An analysis has revealed that up to $5 billion (about ₩7 trillion) in domestic funds have flowed out through dollar stablecoins.
Professor Jo Jae-woo of Hansung University attended the seminar 'Stop the Outflow of ₩131 Trillion in National Wealth: Digital Asset Basic Act and Capital Reshoring Strategy within the Institutional Framework' held at the National Assembly Members' Office Building in Seoul on the 26th, stating, "It is an undeniable fact that the influence of dollar stablecoins is increasing." He said, "With the absence of a won-based stablecoin, dollar stablecoins are rapidly taking over the domestic digital asset market," adding, "South Korea is in a lagging state where reshoring (return of funds) is a must-discuss topic."
According to Professor Jo, domestic investors are estimated to hold between $2 billion and $5 billion in dollar stablecoins. This estimation utilizes the ratio of stablecoins held by exchanges to their issuance, and the ratio of overseas to domestic holdings on exchanges. Professor Jo said, "Not only the United States but also the European Union (EU) and Japan have, for several years, expanded their influence on the digital economy using their own currency-based stablecoins," adding, "The longer the institutionalization of a won-based stablecoin is delayed, the more entrenched the market dominance of dollar stablecoins will become, possibly reaching an irrecoverable level."

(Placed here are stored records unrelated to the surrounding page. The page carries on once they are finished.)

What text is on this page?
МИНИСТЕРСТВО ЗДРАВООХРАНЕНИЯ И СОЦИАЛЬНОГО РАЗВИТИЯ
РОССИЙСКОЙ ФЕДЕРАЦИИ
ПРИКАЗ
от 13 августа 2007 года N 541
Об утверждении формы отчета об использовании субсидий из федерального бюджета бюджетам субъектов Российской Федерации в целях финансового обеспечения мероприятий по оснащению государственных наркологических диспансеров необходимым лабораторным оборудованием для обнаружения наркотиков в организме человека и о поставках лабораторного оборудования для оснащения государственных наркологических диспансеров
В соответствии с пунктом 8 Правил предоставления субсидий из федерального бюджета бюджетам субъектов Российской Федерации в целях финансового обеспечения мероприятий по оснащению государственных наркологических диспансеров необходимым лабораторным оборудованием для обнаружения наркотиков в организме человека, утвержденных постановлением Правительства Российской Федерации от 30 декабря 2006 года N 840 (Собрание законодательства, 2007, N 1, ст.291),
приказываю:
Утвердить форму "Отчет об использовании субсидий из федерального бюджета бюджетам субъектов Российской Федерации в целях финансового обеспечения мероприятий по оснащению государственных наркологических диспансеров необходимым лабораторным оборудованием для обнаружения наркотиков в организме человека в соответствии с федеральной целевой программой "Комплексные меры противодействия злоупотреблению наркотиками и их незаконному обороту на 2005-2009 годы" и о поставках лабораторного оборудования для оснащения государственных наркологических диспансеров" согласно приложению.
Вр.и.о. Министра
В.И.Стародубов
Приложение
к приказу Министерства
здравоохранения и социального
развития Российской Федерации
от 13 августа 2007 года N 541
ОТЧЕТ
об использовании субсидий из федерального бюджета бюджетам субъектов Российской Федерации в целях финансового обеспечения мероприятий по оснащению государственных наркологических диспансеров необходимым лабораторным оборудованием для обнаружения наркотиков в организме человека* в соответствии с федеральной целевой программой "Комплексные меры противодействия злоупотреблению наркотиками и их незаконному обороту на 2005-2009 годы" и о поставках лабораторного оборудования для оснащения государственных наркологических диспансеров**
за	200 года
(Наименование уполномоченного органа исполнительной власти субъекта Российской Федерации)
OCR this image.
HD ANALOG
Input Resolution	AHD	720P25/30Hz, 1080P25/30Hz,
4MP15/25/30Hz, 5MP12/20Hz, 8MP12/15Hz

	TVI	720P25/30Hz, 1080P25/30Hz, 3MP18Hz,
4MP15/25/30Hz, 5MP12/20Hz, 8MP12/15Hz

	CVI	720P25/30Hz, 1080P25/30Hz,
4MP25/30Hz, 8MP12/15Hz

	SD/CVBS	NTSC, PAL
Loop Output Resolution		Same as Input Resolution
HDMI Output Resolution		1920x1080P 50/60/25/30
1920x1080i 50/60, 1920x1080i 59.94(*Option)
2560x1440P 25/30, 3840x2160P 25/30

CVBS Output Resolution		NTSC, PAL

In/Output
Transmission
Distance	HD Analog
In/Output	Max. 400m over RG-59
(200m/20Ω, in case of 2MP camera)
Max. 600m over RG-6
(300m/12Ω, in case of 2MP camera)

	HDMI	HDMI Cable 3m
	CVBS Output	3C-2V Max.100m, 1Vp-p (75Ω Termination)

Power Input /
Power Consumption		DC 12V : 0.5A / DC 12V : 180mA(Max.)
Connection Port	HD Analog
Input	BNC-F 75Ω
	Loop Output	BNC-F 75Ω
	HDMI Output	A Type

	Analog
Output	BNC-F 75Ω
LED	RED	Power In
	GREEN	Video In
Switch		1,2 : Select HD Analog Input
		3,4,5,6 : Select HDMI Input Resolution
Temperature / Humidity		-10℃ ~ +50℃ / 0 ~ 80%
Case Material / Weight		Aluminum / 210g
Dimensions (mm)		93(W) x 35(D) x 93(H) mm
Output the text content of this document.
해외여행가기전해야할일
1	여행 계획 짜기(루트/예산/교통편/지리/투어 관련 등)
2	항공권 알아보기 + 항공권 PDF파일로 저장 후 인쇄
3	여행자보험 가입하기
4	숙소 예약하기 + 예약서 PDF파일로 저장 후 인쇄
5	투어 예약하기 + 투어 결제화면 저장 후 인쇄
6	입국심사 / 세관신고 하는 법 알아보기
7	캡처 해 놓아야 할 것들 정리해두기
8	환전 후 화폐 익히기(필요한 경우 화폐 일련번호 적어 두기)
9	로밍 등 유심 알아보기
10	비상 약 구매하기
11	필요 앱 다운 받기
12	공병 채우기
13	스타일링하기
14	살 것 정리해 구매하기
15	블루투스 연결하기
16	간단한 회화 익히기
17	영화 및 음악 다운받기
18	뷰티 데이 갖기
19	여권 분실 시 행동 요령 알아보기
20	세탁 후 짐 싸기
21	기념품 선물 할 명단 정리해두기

He also pointed out issues with the domestic regulatory environment. Professor Jo explained, "The current monopoly structure for dollar stablecoins is a product of an artificially created (domestic) regulatory environment," and "The won-based stablecoin, which formed naturally in the market in 2019, disappeared for unclear reasons." He added, "The market was prepared for (stablecoin business), but the policy direction was misguided,” and emphasized, “Some claim there is no demand for a won-based stablecoin, but initially, there was also no demand for dollar stablecoins—private enterprises pioneered the market."
Professor Jo believes that the introduction of a won-based stablecoin could enable capital reshoring and expansion of the digital asset industry. He stated, "(Through a won-based stablecoin) funds that have flowed out overseas via dollar stablecoins could be brought back via a won-based stablecoin," adding, "It could also prevent further outflow of funds through dollar stablecoins." He went on to say, "A won-based stablecoin could facilitate the consumption of tourism and K-Content, thereby attracting overseas funds," and "Won-based digital asset investment on overseas exchanges would also expand."
There was also a suggestion to systematize how to absorb reshored funds. Professor Jo stated, "Even if funds are brought in through the institutionalization of a won-based stablecoin, there is insufficient discussion of their allocation," adding, "Without a response strategy, the reshoring effect could be halved." He also commented, "It is necessary to consider increasing the supply of short-term government bonds to bolster short-term safe assets," and that, "Policy measures should be established to ensure funds can be returned stably even during rapid redemption situations."